February 14, 2008

Who said there's no such thing as bad publicity?

Well it wasn't Lev Leviev because he's not at all happy about the publicity he's been getting with his conflict diamonds and rubies. I don't suppose Yediot Ahranot coined the expression either. They have published this article about the protests against Leviev, but in the print edition, not on their website in Hebrew or in English. Thankfully, help is at hand with translations on the International Solidarity Movement website.

By Yaniv Halili, our correspondent in New York(Translation from Hebrew by Adalah-NY)

February 10, 2008

London and New York: Demonstrations Opposite Lev Leviev’s Jewelry Stores

“Lev Leviev’s diamonds are a crime’s best friends.” This was not the least of that which around 100 demonstrators chanted yesterday outside Lev Leviev’s diamond boutique on elite Madison Avenue in Manhattan.

The demonstration, which was organized by the American chapters of the organizations “Adalah” and “Justice in Palestine,” was designed to strike at the entrance of the Leviev boutique during an important time from a business point of view: Valentine’s Day. The demonstrators have been known to call out to customers, telling them not to buy jewelry for their wives on Valentine’s Day, which will take place on Thursday.

This is the first initiative of this type in New York. Until now, human rights organizations were satisfied with demonstrations against the government of Israel, opposite the Israeli consulate in that city and opposite the UN. Now, two of the groups are taking the protest a step further, in their readiness to cause financial damage to Leviev, the elite jewelry store owned by the Israeli businessman.

The strategy: maintaining a boisterous demonstration outside the boutique and distributing propaganda pamphlets with details chosen by the organizations.

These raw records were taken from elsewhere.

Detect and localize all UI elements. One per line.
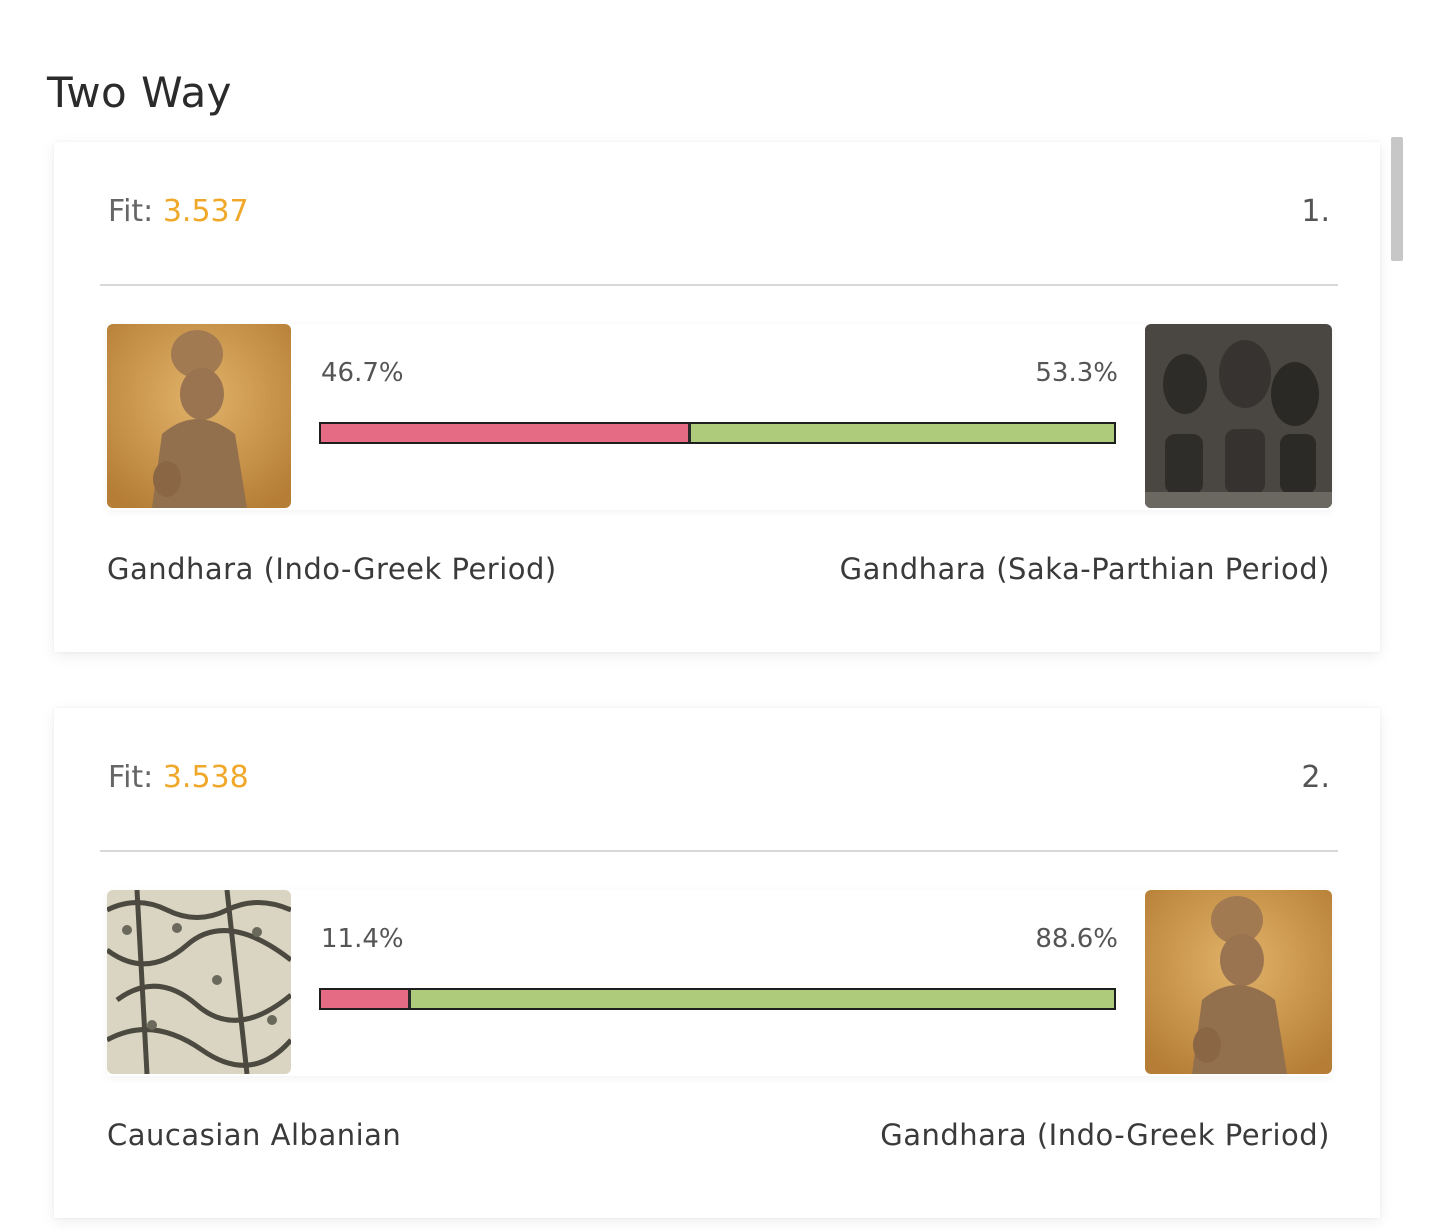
scrollbar[interactable] <box>1388 137 1406 1230</box>
scrollbar-thumb[interactable] <box>1391 137 1403 261</box>
ornamental-stone-carving-thumbnail <box>107 890 291 1074</box>
mix-proportion-bar <box>319 422 1116 444</box>
mix-proportion-bar <box>319 988 1116 1010</box>
mix-panel: 46.7% 53.3% <box>107 324 1332 510</box>
left-percentage: 46.7% <box>321 358 404 388</box>
mix-panel: 11.4% 88.6% <box>107 890 1332 1076</box>
dark-stone-relief-thumbnail <box>1145 324 1332 508</box>
fit-label: Fit: <box>108 194 154 229</box>
divider <box>100 850 1338 852</box>
left-percentage: 11.4% <box>321 924 404 954</box>
right-percentage: 53.3% <box>1035 358 1118 388</box>
fit-label: Fit: <box>108 760 154 795</box>
golden-buddha-statue-thumbnail <box>1145 890 1332 1074</box>
left-population-name: Caucasian Albanian <box>107 1118 402 1152</box>
left-proportion-segment <box>321 424 692 442</box>
result-card-1: Fit: 3.537 1. 46.7% 53.3% Gandhara (Indo… <box>54 142 1380 652</box>
golden-buddha-statue-thumbnail <box>107 324 291 508</box>
result-rank: 2. <box>1301 760 1330 795</box>
result-rank: 1. <box>1301 194 1330 229</box>
fit-score: Fit: 3.537 <box>108 194 249 229</box>
right-proportion-segment <box>691 424 1114 442</box>
result-card-2: Fit: 3.538 2. 11.4% 88.6% Caucasian Alba… <box>54 708 1380 1218</box>
fit-value: 3.538 <box>162 760 249 795</box>
right-proportion-segment <box>411 990 1114 1008</box>
right-population-name: Gandhara (Indo-Greek Period) <box>880 1118 1330 1152</box>
fit-value: 3.537 <box>162 194 249 229</box>
divider <box>100 284 1338 286</box>
right-percentage: 88.6% <box>1035 924 1118 954</box>
page-title: Two Way <box>47 68 233 118</box>
right-population-name: Gandhara (Saka-Parthian Period) <box>839 552 1330 586</box>
fit-score: Fit: 3.538 <box>108 760 249 795</box>
left-population-name: Gandhara (Indo-Greek Period) <box>107 552 557 586</box>
left-proportion-segment <box>321 990 412 1008</box>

“The crimes that Leviev has carried out are in every place in the world.” Says Issa Mikel, head of the New York chapter of Adalah. He said that the demonstration was not merely focused on “what Leviev has done in the territories.” “Customers of Leviev in New York need to know that he is involved in the construction of four different settlements in the territories including Maale Adumim and Har Homa. People need to know that he is also involved in activity with the corrupt government in Angola and that his company is violating building laws and union labor laws in New York.”

“We want his customers on Madison Avenue to know where Leviev gets his money from and why it is immoral to buy from him.”

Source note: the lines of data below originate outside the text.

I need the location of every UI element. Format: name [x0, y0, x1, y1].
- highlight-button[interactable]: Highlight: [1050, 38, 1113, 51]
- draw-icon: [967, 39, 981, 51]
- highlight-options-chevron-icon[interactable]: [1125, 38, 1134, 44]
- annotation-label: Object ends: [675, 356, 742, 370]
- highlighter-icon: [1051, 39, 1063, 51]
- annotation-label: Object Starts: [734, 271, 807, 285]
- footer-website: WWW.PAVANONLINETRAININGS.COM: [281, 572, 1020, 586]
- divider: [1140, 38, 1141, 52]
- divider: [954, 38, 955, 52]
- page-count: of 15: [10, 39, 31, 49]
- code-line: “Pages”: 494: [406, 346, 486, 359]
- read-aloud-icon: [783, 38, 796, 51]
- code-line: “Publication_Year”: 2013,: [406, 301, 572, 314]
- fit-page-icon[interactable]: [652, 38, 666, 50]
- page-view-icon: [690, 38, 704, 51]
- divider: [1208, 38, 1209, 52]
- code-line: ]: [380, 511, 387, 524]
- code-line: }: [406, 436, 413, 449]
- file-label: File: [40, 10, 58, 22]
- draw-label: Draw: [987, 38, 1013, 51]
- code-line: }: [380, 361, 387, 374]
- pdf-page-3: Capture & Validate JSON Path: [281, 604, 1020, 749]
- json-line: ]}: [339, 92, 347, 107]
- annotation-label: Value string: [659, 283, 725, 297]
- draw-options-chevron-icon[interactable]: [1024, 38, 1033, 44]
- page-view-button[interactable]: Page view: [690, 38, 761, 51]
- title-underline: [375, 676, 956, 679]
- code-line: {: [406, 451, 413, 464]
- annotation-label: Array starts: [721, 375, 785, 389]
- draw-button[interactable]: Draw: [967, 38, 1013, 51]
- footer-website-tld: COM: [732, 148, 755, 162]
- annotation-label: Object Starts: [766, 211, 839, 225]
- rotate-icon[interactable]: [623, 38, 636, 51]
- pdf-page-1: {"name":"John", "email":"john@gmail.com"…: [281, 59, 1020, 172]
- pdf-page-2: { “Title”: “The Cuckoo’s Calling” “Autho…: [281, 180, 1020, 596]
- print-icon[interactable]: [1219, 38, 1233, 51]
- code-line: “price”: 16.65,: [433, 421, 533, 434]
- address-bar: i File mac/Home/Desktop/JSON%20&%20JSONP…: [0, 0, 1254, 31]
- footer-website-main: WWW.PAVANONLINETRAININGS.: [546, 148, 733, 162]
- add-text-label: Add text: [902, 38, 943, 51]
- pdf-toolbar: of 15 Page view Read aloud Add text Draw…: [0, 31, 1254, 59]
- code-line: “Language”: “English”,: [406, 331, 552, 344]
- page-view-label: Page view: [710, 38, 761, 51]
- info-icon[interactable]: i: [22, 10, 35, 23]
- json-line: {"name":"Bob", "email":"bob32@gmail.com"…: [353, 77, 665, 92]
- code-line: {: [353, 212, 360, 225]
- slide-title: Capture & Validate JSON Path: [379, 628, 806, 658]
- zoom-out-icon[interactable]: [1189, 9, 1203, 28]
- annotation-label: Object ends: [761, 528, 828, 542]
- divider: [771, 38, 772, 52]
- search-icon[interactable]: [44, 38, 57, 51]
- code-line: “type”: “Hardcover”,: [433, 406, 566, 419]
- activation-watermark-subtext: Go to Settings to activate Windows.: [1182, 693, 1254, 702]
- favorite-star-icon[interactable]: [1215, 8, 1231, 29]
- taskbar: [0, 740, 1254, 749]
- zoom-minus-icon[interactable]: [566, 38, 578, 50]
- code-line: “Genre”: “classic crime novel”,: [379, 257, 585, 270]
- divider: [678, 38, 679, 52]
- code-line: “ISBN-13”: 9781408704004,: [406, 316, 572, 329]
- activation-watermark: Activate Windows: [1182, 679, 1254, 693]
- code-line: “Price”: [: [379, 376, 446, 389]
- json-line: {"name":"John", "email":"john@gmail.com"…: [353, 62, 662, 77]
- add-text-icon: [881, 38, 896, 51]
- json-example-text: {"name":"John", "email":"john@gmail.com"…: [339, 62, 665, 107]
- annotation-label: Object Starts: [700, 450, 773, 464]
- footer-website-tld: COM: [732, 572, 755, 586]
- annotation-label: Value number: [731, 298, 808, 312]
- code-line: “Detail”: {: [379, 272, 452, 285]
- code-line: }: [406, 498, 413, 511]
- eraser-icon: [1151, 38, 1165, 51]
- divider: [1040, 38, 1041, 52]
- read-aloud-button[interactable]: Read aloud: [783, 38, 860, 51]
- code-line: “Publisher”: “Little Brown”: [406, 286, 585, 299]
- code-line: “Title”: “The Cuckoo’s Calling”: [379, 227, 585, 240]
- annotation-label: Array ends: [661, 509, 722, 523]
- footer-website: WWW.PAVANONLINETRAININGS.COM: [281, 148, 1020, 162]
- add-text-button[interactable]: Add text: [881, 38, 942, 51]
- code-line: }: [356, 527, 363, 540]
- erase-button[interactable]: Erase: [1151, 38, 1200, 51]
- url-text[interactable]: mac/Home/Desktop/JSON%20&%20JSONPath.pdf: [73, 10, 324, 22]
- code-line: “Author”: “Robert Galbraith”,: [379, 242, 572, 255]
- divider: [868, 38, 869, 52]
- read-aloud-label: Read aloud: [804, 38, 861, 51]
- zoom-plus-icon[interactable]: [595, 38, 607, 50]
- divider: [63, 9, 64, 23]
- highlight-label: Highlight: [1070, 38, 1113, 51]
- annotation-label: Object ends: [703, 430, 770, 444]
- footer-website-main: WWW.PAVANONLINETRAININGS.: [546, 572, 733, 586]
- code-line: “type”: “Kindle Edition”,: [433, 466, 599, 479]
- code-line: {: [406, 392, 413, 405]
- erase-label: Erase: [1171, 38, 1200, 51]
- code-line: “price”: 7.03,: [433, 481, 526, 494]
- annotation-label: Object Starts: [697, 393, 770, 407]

Organizers of the demonstration have never worked together with partners across the sea: at the same time as the demonstration in New York yesterday, there was an identical demonstration in London, outside of the Leviev boutique on exclusive Bond Street. The demonstrators in the two countries held identical signs and worked together in order to intensify the boisterous protest.

In addition to the translation here there is also a little something on Democracy Now! which is always good news.

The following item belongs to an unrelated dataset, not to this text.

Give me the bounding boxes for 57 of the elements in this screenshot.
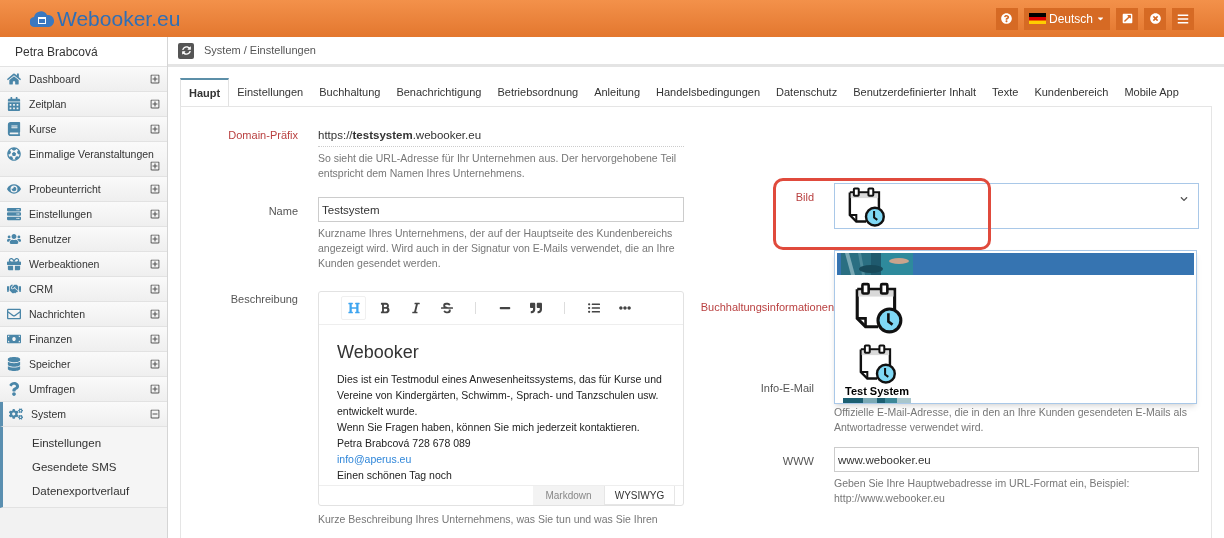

But this failure to publicise these demonstrations by withholding the news from English editions and the web is interesting. Clearly, Yediot Aharanot wants Israelis to know what is going on. The Hebrew language business publication of Ha'aretz, The Marker, also feels that the Israeli business community needs to be warned. And Maariv (another Israeli mainstream daily) is rattled too. But they don't want the morale of the demonstrators lifted and they certainly don't want more people joining them. Hence the reticence.